MOD Form 4: Director Alan Lowe awarded 1,252 restricted stock units
Rhea-AI Filing Summary
Alan S. Lowe, a director of Modine Manufacturing Co. (MOD), was granted 1,252 restricted stock units on 08/21/2025. The Form 4 shows the award was reported as an acquisition at a $0 price and that Mr. Lowe beneficially owns 1,252 shares following the transaction. The filing explains each restricted stock unit converts into one share of Modine common stock on the one-year anniversary of the grant. The Form 4 was signed by an attorney-in-fact on 08/25/2025. No derivative transactions or other securities classes are reported on this form.
Positive
- Director received 1,252 restricted stock units, aligning his interest with shareholders when RSUs convert to common shares
- Award was reported clearly with transaction date (08/21/2025) and post-transaction beneficial ownership (1,252 shares)
Negative
- None.
Insights
TL;DR: Routine director equity award of 1,252 RSUs; modest alignment with shareholders, no immediate cash consideration.

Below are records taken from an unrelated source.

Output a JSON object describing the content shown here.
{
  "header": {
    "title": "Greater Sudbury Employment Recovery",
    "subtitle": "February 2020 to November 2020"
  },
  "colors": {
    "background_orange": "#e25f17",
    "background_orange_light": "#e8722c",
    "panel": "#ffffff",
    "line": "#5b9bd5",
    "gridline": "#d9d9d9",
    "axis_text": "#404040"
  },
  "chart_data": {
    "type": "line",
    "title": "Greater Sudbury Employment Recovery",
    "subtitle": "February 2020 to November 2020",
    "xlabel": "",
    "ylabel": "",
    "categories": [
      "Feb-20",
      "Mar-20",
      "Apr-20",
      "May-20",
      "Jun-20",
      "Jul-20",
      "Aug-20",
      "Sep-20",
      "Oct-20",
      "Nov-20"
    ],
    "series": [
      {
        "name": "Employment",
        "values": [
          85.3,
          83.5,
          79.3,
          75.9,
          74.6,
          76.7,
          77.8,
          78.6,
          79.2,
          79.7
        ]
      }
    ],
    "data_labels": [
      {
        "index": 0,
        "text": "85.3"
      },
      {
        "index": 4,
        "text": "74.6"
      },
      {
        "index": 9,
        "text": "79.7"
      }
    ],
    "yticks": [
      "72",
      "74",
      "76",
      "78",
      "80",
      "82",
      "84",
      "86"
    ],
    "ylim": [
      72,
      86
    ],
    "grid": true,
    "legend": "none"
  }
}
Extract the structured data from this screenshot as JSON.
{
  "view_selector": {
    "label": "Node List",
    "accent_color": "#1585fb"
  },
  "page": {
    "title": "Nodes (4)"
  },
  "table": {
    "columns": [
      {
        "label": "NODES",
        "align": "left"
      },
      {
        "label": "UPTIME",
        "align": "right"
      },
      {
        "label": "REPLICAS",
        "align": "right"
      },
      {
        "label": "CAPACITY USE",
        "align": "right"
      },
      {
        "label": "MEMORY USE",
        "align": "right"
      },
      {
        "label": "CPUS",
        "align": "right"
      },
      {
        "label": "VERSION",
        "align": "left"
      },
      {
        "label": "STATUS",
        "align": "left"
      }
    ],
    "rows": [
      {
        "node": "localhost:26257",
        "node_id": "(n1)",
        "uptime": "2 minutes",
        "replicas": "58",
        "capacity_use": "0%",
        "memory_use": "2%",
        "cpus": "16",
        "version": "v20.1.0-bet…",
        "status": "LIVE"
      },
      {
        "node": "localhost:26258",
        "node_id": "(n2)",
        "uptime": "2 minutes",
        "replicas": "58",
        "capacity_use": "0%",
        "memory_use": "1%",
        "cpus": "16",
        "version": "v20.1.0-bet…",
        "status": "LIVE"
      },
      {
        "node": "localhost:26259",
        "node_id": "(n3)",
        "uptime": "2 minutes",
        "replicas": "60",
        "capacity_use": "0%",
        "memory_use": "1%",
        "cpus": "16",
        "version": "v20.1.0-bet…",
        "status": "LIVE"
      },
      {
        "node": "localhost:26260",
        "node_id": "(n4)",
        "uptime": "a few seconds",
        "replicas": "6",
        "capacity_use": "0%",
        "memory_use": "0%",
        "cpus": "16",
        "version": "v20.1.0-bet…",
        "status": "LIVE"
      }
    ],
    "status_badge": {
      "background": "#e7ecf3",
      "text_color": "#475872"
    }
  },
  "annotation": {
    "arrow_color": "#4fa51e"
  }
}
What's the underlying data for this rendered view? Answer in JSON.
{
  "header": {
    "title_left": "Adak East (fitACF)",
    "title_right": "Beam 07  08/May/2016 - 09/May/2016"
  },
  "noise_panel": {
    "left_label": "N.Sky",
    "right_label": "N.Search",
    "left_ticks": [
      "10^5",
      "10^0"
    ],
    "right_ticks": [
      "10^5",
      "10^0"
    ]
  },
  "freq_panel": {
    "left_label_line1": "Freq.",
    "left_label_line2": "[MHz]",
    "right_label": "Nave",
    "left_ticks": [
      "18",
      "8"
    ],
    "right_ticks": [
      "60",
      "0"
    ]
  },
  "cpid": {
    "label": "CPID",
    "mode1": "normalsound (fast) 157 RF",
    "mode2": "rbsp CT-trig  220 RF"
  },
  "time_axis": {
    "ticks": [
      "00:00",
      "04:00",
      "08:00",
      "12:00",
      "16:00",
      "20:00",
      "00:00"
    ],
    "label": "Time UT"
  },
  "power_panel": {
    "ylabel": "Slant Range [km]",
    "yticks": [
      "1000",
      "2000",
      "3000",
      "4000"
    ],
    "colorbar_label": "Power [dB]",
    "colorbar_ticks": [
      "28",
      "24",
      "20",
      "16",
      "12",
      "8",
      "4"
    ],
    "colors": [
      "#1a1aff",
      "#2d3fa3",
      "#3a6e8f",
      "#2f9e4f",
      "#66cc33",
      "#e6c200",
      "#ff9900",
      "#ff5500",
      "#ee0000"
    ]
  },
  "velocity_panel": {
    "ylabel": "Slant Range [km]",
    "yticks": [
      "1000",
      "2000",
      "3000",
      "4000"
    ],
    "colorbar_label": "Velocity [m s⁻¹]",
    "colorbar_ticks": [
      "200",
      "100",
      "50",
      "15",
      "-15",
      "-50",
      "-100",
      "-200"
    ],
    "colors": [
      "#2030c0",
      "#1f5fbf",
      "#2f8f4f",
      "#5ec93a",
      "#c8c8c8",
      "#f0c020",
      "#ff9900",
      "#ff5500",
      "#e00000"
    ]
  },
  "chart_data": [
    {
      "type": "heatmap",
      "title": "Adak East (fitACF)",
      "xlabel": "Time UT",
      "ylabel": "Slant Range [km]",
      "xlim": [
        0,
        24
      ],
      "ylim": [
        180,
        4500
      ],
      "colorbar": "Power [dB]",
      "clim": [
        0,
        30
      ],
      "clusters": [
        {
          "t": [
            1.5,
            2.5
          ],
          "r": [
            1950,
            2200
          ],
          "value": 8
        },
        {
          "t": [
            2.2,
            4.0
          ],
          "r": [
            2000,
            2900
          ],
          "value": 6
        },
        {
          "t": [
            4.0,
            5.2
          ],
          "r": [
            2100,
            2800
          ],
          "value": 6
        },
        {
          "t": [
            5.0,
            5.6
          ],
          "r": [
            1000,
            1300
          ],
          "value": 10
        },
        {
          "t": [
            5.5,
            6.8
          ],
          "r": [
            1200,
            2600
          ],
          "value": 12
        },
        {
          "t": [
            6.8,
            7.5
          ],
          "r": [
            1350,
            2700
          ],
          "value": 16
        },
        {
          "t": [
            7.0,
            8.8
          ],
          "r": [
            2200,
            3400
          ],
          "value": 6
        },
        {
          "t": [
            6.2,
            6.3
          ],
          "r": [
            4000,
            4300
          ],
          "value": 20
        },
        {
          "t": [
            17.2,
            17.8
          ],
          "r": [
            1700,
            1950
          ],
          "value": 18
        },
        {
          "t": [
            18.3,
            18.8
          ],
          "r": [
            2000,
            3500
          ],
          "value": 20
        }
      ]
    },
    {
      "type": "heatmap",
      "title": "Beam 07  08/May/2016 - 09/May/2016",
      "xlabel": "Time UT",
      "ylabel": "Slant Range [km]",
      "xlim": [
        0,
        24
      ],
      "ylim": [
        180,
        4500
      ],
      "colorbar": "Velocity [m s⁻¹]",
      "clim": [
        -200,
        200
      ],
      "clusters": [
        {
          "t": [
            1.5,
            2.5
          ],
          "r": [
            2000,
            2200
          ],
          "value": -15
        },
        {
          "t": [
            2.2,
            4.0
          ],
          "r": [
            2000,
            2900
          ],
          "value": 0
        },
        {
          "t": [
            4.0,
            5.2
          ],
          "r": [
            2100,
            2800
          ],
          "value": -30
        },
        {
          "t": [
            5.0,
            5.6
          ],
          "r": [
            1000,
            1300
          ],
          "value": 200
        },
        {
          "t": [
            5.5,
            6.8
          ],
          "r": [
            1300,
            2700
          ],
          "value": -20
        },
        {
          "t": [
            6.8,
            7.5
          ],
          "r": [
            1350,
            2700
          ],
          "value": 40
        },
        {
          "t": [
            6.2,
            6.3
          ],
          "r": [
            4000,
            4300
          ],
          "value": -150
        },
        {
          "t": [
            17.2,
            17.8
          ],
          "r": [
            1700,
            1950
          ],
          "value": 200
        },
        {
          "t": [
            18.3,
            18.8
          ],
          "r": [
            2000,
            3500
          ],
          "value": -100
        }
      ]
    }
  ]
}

The grant of 1,252 restricted stock units to a company director is a standard compensation mechanism that aligns the director with shareholder outcomes once the RSUs vest into common shares after one year. The transaction is reported as an acquisition at $0, consistent with typical restricted stock unit accounting where no cash changes hands at grant. The filing discloses only non-derivative common stock units and shows direct beneficial ownership of 1,252 shares following the award. There are no disclosed option grants, dispositions, or other material events in this Form 4.
TL;DR: Standard governance practice—director awarded time-based RSUs vesting after one year; disclosure is complete for this event.
The disclosure clearly identifies the reporting person as a director and records a non-derivative award of 1,252 restricted stock units dated 08/21/2025. The explanatory note specifies each RSU converts to one share after one year, which is a common retention and alignment tool. The Form 4 captures the post-transaction direct beneficial ownership and is signed by an authorized representative. No governance anomalies or additional related-party transactions are indicated in this filing.